Yes, and no. Apple’s OS X is an excellent start down the path to an astounding OS for gaming, but there are significant roadblocks to overcome and a bumpy ride for early adopters. If your catalog of games extends back to the mid-90s and your gaming rig is still under 350 MHz, you are likely to find gaming under OS X a frustrating and unsatisfying experience. But if you’ve got a fire breathing G4 under the hood and a taste for the latest games on the shelf, the future is very bright for Mac gaming – as soon as Steve and company iron out the last few wrinkles.
This article is not intended to be a comprehensive review of Mac OS X itself; everyone from the New York Times to Salon have attempted such a task, with decidedly mixed results. Switching from one OS to another is never a painless task, and as you most likely use your Mac for much more than gaming, the decision whether or not to gamble your $129 on Apple’s next-generation OS is yours alone. However, if you’ve already decided to purchase and install this OS, we’ll give you a little preview of what to expect from your gaming experience.

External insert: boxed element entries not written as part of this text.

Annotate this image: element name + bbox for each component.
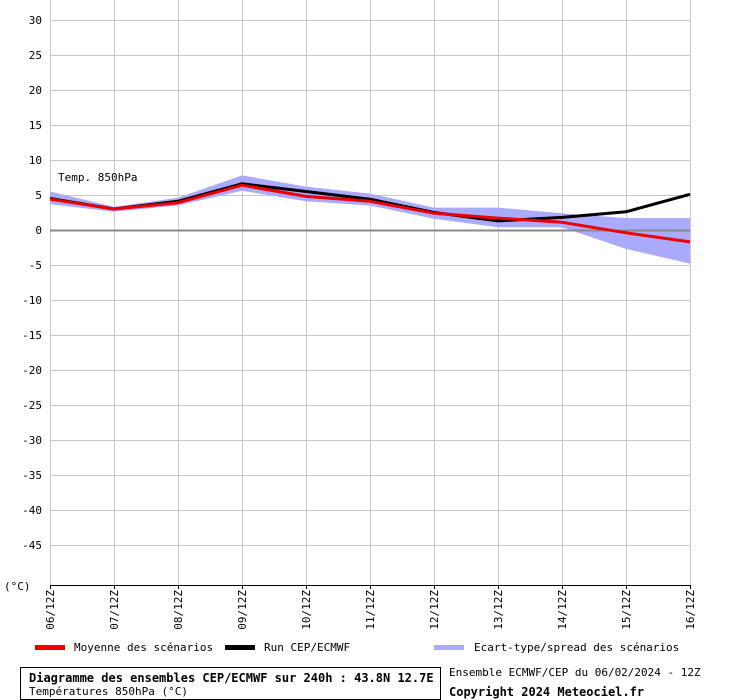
x-tick-label: 16/12Z [684, 590, 697, 630]
y-tick-label: -25 [22, 399, 42, 412]
y-tick-label: 15 [29, 119, 42, 132]
x-tick-label: 06/12Z [44, 590, 57, 630]
x-tick-label: 07/12Z [108, 590, 121, 630]
footer-run-info: Ensemble ECMWF/CEP du 06/02/2024 - 12Z [449, 666, 701, 679]
y-tick-label: -5 [29, 259, 42, 272]
unit-label: (°C) [4, 580, 31, 593]
y-tick-label: -20 [22, 364, 42, 377]
x-tick-label: 08/12Z [172, 590, 185, 630]
y-tick-label: 20 [29, 84, 42, 97]
y-tick-label: 30 [29, 14, 42, 27]
footer: Diagramme des ensembles CEP/ECMWF sur 24… [20, 666, 701, 700]
x-tick-label: 09/12Z [236, 590, 249, 630]
legend-label-mean: Moyenne des scénarios [74, 641, 213, 654]
x-tick-label: 11/12Z [364, 590, 377, 630]
y-tick-label: -30 [22, 434, 42, 447]
footer-title: Diagramme des ensembles CEP/ECMWF sur 24… [29, 671, 434, 685]
legend-swatch-mean [35, 645, 65, 650]
footer-box [20, 667, 441, 700]
panel-label: Temp. 850hPa [58, 171, 137, 184]
x-tick-label: 13/12Z [492, 590, 505, 630]
y-tick-label: -10 [22, 294, 42, 307]
y-tick-label: 0 [35, 224, 42, 237]
y-tick-label: 25 [29, 49, 42, 62]
x-tick-label: 10/12Z [300, 590, 313, 630]
y-tick-label: -40 [22, 504, 42, 517]
legend-label-spread: Ecart-type/spread des scénarios [474, 641, 679, 654]
y-tick-label: 5 [35, 189, 42, 202]
spread-band-layer [50, 175, 690, 264]
spread-band [50, 175, 690, 264]
y-tick-label: -45 [22, 539, 42, 552]
legend: Moyenne des scénarios Run CEP/ECMWF Ecar… [35, 641, 679, 654]
y-tick-labels: 30 25 20 15 10 5 0 -5 -10 -15 -20 -25 -30 -35 -40 -45 [22, 14, 42, 552]
x-tick-labels: 06/12Z 07/12Z 08/12Z 09/12Z 10/12Z 11/12Z 12/1… [44, 590, 697, 630]
y-tick-label: -15 [22, 329, 42, 342]
y-tick-label: 10 [29, 154, 42, 167]
footer-subtitle: Températures 850hPa (°C) [29, 685, 188, 698]
legend-swatch-run [225, 645, 255, 650]
grid [50, 0, 691, 589]
legend-swatch-spread [434, 645, 464, 650]
series-line-mean [49, 183, 691, 244]
legend-label-run: Run CEP/ECMWF [264, 641, 350, 654]
y-tick-label: -35 [22, 469, 42, 482]
footer-copyright: Copyright 2024 Meteociel.fr [449, 685, 644, 699]
x-tick-label: 12/12Z [428, 590, 441, 630]
x-tick-label: 15/12Z [620, 590, 633, 630]
series-lines [49, 182, 691, 244]
x-tick-label: 14/12Z [556, 590, 569, 630]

The critical difference between OS X and previous incarnations of the Mac OS is of course the OS core, the kernel and “plumbing” that gives it a newfound hope of stability and performance beyond a Mac user’s wildest dreams. Note that I say “hope” – frankly, that promised UNIX-level stability is not here yet, and I experienced many a catastrophic error during my first two weeks with OS X that should not be a part of any OS deemed usable for critical applications.
Mac OS X gets rid of the concept of a “monolithic” OS that sits right on top of the processor and depends upon rigidly structured access to memory. That is precisely the reason why Mac OS 9.1 and the previous versions are so fragile, because a single monolithic process is taking place at any time and if some part of the system fails – a block of memory which was expected to be free is instead busy when the OS asks for it, for example – that process fails and the whole works comes to a screeching halt. If you visualize the OS as a train on tracks, Mac OS 9.1 is a single train loaded with cars (applications) screaming down a single track. If any one of those cars derails, the entire train goes to pieces in a shriek of rending metal. Yes, just like in The Fugitive.
Mac OS X, in sharp contrast, puts each car on a separate track, and gives each its own piece of the engine; the kernel of the OS and the memory system also get their own separate tracks. Thus if any one of those applications should hit a car stalled at the crossing, the others can continue uninterrupted. This is known as “protected memory,” and is considered the rule rather than the exception in almost every other OS out there besides the Mac OS. Thanks, Steve, for finally lifting us out of the Stone age. It also means that the cars share the same engine simultaneously (yes, this breaks the metaphor – sue me) so that more than one can run at the same time without bringing the others to a crawl. The ability to run all the "cars" at the same time is called "preemptive multitasking" and is also a standard feature on all modern OSs. Windows NT could do it four years ago.